5. Implications for Government and Public Finance

5.1 Fiscal Predictability and Revenue Management

From a fiscal standpoint, the asymmetric margin enhances budgetary predictability. Government revenues—particularly those linked to mineral exports and dividends—are often denominated in foreign currency. A narrower buy margin reduces exchange rate windfalls but also limits downside volatility, allowing for more conservative and credible fiscal planning.

This aligns with the principles of countercyclical fiscal management, long advocated in resource-dependent economies (Frankel, 2011). By constraining FX-induced revenue surges, the policy indirectly supports fiscal discipline and reduces procyclicality.

5.2 Foreign Reserves and Policy Autonomy

The reduction in the buy margin also affects reserve accumulation dynamics. Lower incentives for rapid FX conversion may slow reserve accumulation at the margin, but this must be weighed against reduced sterilisation costs and lower exposure to valuation losses. Moreover, by preserving a wide sell margin, the BoB retains operational autonomy to respond to external shocks, reinforcing its role as lender of last resort in foreign currency.

6. Political Economy and Strategic Interpretation

The asymmetric FX margin should be understood as a strategic compromise between competing policy objectives: export competitiveness, inflation control, and macroeconomic credibility. Rather than relying on blunt instruments, the authorities have opted for a targeted adjustment that reallocates risk and reward across economic agents.

In political economy terms, the policy subtly shifts the burden of external adjustment toward sectors with greater capacity to absorb it—export-oriented firms—while protecting households and preserving state stability. This reflects an implicit social contract consistent with Botswana’s developmental state tradition.

7. Conclusion

The asymmetric reduction of the Pula buy-rate margin from +7.5% to +3%, while maintaining the sell margin at −7.5%, represents a deliberate and sophisticated recalibration of Botswana’s exchange rate framework. For foreign-currency-receiving businesses, it tempers policy-induced gains and incentivises productivity-driven competitiveness. For households, it supports price stability and protects real incomes. For the government, it enhances fiscal predictability, reserve management efficiency, and policy credibility.
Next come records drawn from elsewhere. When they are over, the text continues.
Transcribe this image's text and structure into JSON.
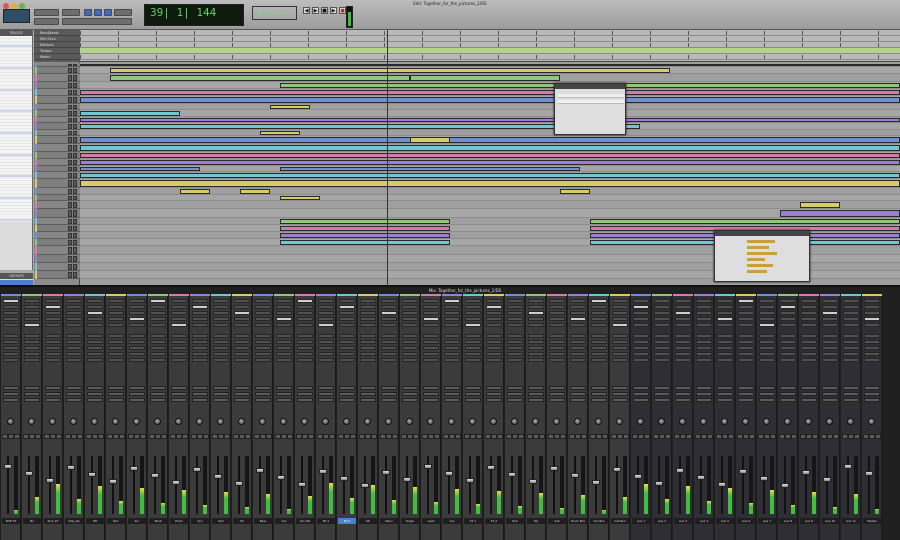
{
  "window": {
    "title": "Edit: Together_for_the_pictures_2/DS"
  },
  "mix_window": {
    "title": "Mix: Together_for_the_pictures_2/DS"
  },
  "transport": {
    "main_counter": "39| 1| 144",
    "mini_counter": "00:00:00",
    "buttons": [
      "rewind",
      "fast-forward",
      "stop",
      "play",
      "record"
    ]
  },
  "panels": {
    "tracks_header": "TRACKS",
    "groups_header": "GROUPS"
  },
  "rulers": [
    "Bars|Beats",
    "Min:Secs",
    "Markers",
    "Tempo",
    "Meter"
  ],
  "colors": {
    "clip_blue": "#6f8fd0",
    "clip_green": "#8fc87a",
    "clip_pink": "#d87aa8",
    "clip_purple": "#9a7fd6",
    "clip_cyan": "#6fc7d0",
    "clip_yellow": "#d6cc6a",
    "meter_green": "#3fbf3f",
    "selected_blue": "#4e7fcf"
  },
  "mixer": {
    "strips": [
      {
        "name": "RHD ST",
        "color": "#6f8fd0"
      },
      {
        "name": "Bs",
        "color": "#8fc87a"
      },
      {
        "name": "Kick_ST",
        "color": "#d87aa8"
      },
      {
        "name": "Clap_Op",
        "color": "#9a7fd6"
      },
      {
        "name": "HH",
        "color": "#6fc7d0"
      },
      {
        "name": "Perc",
        "color": "#d6cc6a"
      },
      {
        "name": "Snr",
        "color": "#6f8fd0"
      },
      {
        "name": "Tamb",
        "color": "#8fc87a"
      },
      {
        "name": "Pluck",
        "color": "#d87aa8"
      },
      {
        "name": "Syn",
        "color": "#9a7fd6"
      },
      {
        "name": "Pad",
        "color": "#6fc7d0"
      },
      {
        "name": "Str",
        "color": "#d6cc6a"
      },
      {
        "name": "Bass",
        "color": "#6f8fd0"
      },
      {
        "name": "Vox",
        "color": "#8fc87a"
      },
      {
        "name": "Vox Dbl",
        "color": "#d87aa8"
      },
      {
        "name": "BV 1",
        "color": "#9a7fd6"
      },
      {
        "name": "BV 2",
        "color": "#6fc7d0"
      },
      {
        "name": "Gtr",
        "color": "#d6cc6a"
      },
      {
        "name": "Piano",
        "color": "#6f8fd0"
      },
      {
        "name": "Organ",
        "color": "#8fc87a"
      },
      {
        "name": "Lead",
        "color": "#d87aa8"
      },
      {
        "name": "Arp",
        "color": "#9a7fd6"
      },
      {
        "name": "FX 1",
        "color": "#6fc7d0"
      },
      {
        "name": "FX 2",
        "color": "#d6cc6a"
      },
      {
        "name": "Rvb",
        "color": "#6f8fd0"
      },
      {
        "name": "Dly",
        "color": "#8fc87a"
      },
      {
        "name": "Sub",
        "color": "#d87aa8"
      },
      {
        "name": "Drum Bus",
        "color": "#9a7fd6"
      },
      {
        "name": "Vox Bus",
        "color": "#6fc7d0"
      },
      {
        "name": "Inst Bus",
        "color": "#d6cc6a"
      },
      {
        "name": "Aux 1",
        "color": "#6f8fd0"
      },
      {
        "name": "Aux 2",
        "color": "#8fc87a"
      },
      {
        "name": "Aux 3",
        "color": "#d87aa8"
      },
      {
        "name": "Aux 4",
        "color": "#9a7fd6"
      },
      {
        "name": "Aux 5",
        "color": "#6fc7d0"
      },
      {
        "name": "Aux 6",
        "color": "#d6cc6a"
      },
      {
        "name": "Aux 7",
        "color": "#6f8fd0"
      },
      {
        "name": "Aux 8",
        "color": "#8fc87a"
      },
      {
        "name": "Aux 9",
        "color": "#d87aa8"
      },
      {
        "name": "Aux 10",
        "color": "#9a7fd6"
      },
      {
        "name": "Aux 11",
        "color": "#6fc7d0"
      },
      {
        "name": "Master",
        "color": "#d6cc6a"
      }
    ],
    "selected_strip": "BV 2"
  }
}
Far from being a technical adjustment, the reform constitutes a reallocation of exchange rate risk and reward across the economy, reinforcing long-term stability over short-term opportunism. Its ultimate success will depend on complementary structural policies, but as a standalone measure, it reflects a high degree of institutional maturity in Botswana’s macroeconomic management.

References 

  • Easterly, W., & Fischer, S. (2001). Inflation and the Poor. Journal of Money, Credit and Banking.
  • Frankel, J. (2011). A Solution to Fiscal Procyclicality. World Bank Policy Research Working Paper.
  • Ghosh, A. R., Ostry, J. D., & Qureshi, M. (2015). Exchange Rate Management and Crisis Susceptibility. IMF Economic Review.
  • Krugman, P. (1987). Pricing to Market When the Exchange Rate Changes. Real-Financial Linkages.
  • Obstfeld, M., & Rogoff, K. (1996). Foundations of International Macroeconomics. MIT Press.
  • Rodrik, D. (2008). The Real Exchange Rate and Economic Growth. Brookings Papers on Economic Activity.
  • Taylor, J. B. (2000). Low Inflation, Pass-Through, and the Pricing Power of Firms. European Economic Review.